The time evolution of Hamilton's equations is a "symplectomorphism" because it conserved the symplectic 2-form. A 2-form is a function that measures oriented areas. A numerical scheme for the discretization of a differential equation is a symplectic integrator if it also conserves this 2-form. Most of the usual numerical methods like the Euler scheme and the Runge-Kutta scheme are not symplectic therefore other methods like the leap-frog method are needed. Remember that when we are doing numerical integration then the whole game is in coming up with the right sequence of discrete which will not produce compounding errors.

For example, consider this example where the position and momentum are both 1-dim values and the kinetic energy is momentum-squared and potential energy is position-squared. Then

\[ \frac{dq}{dt} = p, \text{ and } \frac{dp}{dt} = -q \implies \frac{d^2p}{d^2t} = -p \]

which means that p is a sinusoidal function. Now if we try to do numerical integration of this system of differential equations by the following scheme called the euler-scheme

\[ \begin{align} p(t+\epsilon) := p(t) + \epsilon \dot{p} (t) = p(t) - \epsilon q(t)\\ q(t+\epsilon) = q(t) + \epsilon \dot{q}(t) = q(t) + \epsilon p(t) \end{align} \]

then we can see that this discretization is non-symplectic because the matrix looks like this \( \begin{bmatrix}1 & -\epsilon \\ \epsilon & 1 \end{bmatrix} \)which has determinant \( 1 + \epsilon^2 \) otoh if we do discretization in this manner

\[ \begin{align} p(t+\epsilon) &:= p(t) + \epsilon \dot{p} (t) &&= p(t) - \epsilon q(t)\\ q(t+\epsilon) &= q(t) + \epsilon \dot{q}(t+\epsilon) &&= q(t) + \epsilon p(t+\epsilon) \end{align} \]

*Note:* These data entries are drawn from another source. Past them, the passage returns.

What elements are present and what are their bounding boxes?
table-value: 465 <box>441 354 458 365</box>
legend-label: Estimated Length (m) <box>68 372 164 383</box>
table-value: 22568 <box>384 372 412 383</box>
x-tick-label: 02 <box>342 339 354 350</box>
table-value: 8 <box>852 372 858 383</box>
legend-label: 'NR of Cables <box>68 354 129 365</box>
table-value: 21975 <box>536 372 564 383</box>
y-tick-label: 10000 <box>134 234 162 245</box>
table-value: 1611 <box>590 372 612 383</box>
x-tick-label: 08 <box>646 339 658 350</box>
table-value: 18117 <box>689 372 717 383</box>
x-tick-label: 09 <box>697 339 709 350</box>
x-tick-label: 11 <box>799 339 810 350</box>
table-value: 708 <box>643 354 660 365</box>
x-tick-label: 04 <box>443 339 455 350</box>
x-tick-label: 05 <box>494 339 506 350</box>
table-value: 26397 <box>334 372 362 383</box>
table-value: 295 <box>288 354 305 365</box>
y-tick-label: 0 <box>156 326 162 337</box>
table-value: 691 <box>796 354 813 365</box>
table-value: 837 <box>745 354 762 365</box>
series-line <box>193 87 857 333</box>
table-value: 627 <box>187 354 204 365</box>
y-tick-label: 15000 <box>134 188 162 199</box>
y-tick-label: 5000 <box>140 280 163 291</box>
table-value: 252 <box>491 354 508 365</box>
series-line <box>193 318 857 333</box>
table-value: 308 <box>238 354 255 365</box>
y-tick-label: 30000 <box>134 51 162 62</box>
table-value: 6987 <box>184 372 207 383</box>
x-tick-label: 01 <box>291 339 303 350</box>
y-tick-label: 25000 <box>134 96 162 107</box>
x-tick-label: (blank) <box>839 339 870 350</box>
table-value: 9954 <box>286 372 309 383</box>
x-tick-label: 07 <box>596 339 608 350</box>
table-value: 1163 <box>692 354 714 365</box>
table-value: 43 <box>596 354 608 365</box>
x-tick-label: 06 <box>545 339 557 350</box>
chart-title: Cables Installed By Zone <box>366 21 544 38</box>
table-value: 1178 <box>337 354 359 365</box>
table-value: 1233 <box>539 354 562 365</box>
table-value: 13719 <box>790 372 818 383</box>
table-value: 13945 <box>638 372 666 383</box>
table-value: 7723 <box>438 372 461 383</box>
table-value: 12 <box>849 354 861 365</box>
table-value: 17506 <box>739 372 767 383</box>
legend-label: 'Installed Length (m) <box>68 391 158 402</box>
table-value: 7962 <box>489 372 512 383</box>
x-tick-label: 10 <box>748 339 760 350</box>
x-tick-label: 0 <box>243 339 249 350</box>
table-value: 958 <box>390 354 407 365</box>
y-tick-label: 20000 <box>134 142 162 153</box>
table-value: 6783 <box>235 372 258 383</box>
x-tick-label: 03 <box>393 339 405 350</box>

then the transformation is \( \begin{bmatrix}1 & -\epsilon \\ \epsilon & 1-\epsilon^2\end{bmatrix} \) which has determinant 1 !! So this simple "gibbs-sampling" style sequential update does wonders. The leapfrog method is even better for integrating symplectic systems because it works as follows, first do a half-update to momentum, then a full update to position, and then the remaining half update to momentum.